Large language models (LLMs) and latent variable models (LVMs) can present significant challenges during deployment, such as balancing low inference overhead and the rapid change of adapters. Traditional methods, such as Low Rank Adaptation (LoRA), often result in increased latency or loss of rapid switching capabilities. This can prove particularly problematic in resource-constrained settings like mobile devices.
LoRA, while an efficient technique during training and inference, often modifies a sizable proportion of the base model’s weights when adapting, leading to substantial memory and latency costs. This problem exacerbates when multiple adapters are deployed, with each overriding the other’s influence and diminishing the overall model’s performance. Existing sparse adaptation techniques struggle with rapid switching of adapters and concept retention.
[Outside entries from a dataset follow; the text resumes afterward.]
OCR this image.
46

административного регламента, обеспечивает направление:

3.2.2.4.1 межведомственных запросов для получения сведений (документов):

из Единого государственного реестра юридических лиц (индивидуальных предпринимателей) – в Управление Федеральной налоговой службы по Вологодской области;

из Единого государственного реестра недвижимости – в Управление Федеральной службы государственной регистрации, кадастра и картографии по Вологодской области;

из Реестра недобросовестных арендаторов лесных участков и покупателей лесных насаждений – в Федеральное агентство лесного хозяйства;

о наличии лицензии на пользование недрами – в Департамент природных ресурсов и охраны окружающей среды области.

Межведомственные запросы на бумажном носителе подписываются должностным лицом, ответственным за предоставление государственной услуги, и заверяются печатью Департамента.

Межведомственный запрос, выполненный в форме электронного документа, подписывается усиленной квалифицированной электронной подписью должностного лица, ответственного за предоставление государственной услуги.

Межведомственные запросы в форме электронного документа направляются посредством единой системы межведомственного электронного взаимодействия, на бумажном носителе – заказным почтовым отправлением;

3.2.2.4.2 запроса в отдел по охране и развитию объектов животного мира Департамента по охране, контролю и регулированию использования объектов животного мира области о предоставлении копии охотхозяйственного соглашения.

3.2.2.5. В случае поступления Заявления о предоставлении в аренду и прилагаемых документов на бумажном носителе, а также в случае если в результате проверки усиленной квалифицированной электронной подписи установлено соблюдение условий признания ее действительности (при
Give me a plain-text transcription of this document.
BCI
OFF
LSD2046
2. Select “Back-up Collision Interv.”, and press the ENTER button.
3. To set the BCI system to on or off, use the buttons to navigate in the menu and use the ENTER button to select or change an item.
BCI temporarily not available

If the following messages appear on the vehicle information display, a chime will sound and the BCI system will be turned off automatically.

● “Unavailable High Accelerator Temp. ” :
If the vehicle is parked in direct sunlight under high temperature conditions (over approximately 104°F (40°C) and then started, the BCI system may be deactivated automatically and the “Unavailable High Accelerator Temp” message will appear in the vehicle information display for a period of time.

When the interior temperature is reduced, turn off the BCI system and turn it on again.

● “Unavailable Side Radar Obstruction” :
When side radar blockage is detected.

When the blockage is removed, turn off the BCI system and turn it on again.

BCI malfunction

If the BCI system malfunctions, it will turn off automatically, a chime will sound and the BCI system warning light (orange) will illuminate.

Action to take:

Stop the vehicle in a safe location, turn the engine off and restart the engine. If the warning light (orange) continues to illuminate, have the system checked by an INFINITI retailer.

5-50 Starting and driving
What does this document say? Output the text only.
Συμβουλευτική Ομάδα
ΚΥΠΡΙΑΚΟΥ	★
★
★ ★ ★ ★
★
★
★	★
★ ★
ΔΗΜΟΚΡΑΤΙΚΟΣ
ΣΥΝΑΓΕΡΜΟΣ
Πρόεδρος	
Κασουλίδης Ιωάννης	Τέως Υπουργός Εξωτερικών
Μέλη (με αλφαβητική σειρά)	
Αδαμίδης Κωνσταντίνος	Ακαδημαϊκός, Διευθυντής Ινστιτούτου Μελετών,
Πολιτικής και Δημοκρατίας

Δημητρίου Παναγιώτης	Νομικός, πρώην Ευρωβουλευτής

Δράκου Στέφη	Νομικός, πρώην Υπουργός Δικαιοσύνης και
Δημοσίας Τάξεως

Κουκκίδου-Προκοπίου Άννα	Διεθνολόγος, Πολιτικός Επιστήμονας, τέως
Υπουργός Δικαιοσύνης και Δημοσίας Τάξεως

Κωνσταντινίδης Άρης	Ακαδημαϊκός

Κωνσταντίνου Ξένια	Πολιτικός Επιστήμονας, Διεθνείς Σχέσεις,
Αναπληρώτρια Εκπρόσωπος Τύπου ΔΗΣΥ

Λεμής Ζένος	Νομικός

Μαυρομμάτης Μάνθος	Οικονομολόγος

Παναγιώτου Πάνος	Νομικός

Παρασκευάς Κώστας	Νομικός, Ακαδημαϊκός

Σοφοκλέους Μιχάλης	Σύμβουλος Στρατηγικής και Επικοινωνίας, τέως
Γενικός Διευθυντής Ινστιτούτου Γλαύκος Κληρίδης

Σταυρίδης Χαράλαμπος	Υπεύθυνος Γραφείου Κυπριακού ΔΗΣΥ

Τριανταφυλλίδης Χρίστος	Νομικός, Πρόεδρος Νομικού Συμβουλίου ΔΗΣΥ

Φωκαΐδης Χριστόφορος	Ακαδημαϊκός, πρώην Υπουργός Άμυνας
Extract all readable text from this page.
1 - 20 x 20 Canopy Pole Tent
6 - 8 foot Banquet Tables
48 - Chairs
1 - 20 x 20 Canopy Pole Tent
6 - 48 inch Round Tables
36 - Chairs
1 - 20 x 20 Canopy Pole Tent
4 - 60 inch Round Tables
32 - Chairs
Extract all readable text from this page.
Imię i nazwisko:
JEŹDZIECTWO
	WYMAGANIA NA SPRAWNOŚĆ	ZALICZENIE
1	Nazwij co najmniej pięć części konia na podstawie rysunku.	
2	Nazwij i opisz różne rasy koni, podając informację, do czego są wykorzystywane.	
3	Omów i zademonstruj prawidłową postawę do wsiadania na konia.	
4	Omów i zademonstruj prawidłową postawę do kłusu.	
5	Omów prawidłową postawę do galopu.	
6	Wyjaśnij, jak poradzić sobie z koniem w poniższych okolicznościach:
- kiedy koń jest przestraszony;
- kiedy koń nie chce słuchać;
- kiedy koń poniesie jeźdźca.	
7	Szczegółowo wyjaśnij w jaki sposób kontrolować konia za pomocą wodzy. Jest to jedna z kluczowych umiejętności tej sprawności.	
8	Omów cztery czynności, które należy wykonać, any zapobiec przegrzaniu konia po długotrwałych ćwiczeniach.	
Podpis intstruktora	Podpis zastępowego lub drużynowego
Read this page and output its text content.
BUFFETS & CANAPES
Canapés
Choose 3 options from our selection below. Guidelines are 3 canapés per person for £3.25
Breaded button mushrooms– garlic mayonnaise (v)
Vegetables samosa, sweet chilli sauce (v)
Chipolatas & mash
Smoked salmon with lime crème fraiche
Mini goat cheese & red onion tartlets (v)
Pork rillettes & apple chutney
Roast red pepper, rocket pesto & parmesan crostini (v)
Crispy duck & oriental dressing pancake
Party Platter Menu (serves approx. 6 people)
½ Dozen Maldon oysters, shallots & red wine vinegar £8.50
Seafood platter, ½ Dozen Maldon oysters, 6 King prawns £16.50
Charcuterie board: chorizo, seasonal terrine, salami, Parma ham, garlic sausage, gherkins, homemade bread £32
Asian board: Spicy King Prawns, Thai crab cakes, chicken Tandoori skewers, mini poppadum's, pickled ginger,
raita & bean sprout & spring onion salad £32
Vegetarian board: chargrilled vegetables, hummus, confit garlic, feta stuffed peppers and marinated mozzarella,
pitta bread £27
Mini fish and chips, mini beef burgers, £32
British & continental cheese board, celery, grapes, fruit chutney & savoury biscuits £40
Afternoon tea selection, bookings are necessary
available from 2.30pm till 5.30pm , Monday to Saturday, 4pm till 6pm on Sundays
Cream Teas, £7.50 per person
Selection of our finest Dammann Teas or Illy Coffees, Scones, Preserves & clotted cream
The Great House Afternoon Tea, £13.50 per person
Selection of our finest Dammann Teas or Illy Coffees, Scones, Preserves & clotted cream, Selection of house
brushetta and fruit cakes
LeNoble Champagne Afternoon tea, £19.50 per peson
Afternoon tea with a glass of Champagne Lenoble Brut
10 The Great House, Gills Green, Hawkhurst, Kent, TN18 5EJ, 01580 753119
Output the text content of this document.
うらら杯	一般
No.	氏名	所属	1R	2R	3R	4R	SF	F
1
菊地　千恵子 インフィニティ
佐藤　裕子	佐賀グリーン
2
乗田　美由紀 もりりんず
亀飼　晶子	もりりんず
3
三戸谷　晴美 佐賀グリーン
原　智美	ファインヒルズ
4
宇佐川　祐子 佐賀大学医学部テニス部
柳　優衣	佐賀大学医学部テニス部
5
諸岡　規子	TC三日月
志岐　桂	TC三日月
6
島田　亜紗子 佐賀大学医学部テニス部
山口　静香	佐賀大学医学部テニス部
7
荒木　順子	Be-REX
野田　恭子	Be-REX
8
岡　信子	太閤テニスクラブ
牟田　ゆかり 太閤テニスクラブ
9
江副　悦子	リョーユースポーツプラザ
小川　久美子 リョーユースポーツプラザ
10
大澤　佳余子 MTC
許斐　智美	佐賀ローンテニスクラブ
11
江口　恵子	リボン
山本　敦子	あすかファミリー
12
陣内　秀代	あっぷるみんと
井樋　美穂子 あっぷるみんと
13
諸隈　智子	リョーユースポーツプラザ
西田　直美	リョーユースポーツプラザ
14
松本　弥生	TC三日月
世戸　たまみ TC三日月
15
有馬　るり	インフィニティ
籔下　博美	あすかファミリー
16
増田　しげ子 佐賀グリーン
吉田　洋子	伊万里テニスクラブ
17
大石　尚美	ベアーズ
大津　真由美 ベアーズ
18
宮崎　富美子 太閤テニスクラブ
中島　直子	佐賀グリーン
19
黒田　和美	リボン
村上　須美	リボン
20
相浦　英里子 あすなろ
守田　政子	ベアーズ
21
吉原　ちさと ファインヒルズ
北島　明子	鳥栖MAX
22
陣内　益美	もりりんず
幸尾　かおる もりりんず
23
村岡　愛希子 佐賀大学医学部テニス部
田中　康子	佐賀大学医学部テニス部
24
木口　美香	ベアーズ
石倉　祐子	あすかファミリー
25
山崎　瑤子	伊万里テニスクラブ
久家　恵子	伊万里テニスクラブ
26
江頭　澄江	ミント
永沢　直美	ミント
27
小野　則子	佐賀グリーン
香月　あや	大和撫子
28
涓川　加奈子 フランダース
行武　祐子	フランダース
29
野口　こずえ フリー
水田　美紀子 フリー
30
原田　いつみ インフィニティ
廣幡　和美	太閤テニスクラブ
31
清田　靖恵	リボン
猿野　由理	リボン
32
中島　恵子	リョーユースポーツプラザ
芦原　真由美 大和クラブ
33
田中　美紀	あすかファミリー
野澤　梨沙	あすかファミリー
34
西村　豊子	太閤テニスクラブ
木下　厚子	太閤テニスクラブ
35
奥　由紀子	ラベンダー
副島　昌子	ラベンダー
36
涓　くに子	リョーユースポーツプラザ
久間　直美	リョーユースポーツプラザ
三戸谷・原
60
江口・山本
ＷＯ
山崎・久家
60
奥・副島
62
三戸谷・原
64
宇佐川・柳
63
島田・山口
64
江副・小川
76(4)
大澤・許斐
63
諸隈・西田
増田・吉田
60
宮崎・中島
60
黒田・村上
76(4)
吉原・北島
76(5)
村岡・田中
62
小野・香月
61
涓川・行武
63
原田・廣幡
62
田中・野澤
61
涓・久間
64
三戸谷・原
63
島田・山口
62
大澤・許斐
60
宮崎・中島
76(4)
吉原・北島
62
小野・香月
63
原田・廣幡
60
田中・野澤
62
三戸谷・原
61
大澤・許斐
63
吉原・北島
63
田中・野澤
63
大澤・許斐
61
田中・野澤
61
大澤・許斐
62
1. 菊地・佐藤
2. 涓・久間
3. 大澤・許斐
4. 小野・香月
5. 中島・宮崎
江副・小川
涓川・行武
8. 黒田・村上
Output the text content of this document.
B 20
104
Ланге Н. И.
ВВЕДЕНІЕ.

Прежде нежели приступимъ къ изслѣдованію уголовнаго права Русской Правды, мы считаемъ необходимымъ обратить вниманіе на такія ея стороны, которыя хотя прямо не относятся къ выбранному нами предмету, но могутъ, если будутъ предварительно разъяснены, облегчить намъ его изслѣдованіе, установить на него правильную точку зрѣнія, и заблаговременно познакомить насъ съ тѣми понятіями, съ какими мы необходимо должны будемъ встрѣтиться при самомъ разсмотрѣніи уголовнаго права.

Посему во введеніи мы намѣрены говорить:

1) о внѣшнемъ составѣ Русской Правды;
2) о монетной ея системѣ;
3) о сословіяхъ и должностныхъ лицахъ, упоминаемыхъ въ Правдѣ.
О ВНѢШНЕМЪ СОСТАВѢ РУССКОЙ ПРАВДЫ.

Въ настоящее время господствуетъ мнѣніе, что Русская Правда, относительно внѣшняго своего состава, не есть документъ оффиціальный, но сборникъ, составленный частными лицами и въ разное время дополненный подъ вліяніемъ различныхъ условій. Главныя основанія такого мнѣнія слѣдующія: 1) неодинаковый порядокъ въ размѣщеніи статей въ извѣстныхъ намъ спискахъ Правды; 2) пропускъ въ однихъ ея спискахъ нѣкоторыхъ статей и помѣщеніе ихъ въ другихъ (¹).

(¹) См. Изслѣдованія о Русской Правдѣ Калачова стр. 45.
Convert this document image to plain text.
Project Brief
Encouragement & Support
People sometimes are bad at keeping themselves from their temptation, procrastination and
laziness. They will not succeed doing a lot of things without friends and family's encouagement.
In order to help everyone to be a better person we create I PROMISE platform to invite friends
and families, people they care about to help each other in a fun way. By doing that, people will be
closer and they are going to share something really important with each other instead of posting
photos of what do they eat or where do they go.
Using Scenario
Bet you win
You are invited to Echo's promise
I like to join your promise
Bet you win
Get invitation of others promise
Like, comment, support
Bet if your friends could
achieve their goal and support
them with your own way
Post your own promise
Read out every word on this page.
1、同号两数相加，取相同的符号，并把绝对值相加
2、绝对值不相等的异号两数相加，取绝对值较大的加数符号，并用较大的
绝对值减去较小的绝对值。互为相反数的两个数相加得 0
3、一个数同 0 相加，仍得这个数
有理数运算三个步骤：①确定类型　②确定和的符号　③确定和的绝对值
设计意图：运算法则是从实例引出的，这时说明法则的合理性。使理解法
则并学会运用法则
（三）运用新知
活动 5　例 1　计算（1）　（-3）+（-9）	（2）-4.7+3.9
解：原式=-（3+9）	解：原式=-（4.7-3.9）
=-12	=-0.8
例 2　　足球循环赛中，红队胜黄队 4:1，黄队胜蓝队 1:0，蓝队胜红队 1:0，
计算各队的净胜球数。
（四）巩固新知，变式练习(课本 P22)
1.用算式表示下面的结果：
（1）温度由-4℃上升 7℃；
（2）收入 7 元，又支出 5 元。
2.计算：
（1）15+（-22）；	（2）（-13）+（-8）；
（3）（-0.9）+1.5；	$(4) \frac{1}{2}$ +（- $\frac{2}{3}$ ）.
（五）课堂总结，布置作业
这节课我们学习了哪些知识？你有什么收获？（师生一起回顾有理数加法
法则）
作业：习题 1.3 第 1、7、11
Qualcomm AI developers have proposed a Sparse High Rank Adapters (SHiRA) framework to tackle these challenges. It alters only 1-2% of the base model’s weights, resulting in quick switching of adapters. This sparsity not only reduces the number of weight updates needed but also helps mitigate concept loss. The team used gradient masking during training to update only essential weights, retaining maximum performance with minimal changes. SHiRA’s design is lightweight, making ideal for mobile devices or other resource-constrained environments.
Researchers implemented the SHiRA framework using gradient masking, where a sparse mask dictates the trainable weights. Various strategies for generating these masks include random selection, weight magnitude, gradient magnitude, and Sensitivity-based Pruning (SNIP). The adapters can be switched readily by storing only the non-zero weights and indices and applying them via efficient scatter operations during inference. This application is memory- and latency-efficient, reducing GPU memory usage by 16% compared with standard LoRA.
Experimental testing of the SHiRA demonstrated its performance superiority on LLMs and LVMs. It consistently outperformed traditional LoRA methods, achieving up to 2.7% better accuracy in commonsense reasoning tasks and high image quality in style transfer tasks. This performance highlighted SHiRA’s ability to tackle the concept loss issues frequent in LoRA and its effectiveness in image generation quality. By changing only 1-2% of the base model’s weights, SHiRA allows for rapid adapter switching and limited inference overhead.
In conclusion, SHiRA addresses critical issues of rapid adapter switching and conceptual loss in multi-adapter settings while ensuring low inference overheads. Changing only 1-2% of the base model’s weights creates an effective, practical solution for deploying large models in resource-constrained environments. This revolutionary approach has significant implications for the field of AI research and deployment, potentially paving the way for further advancements and practical applications in the future.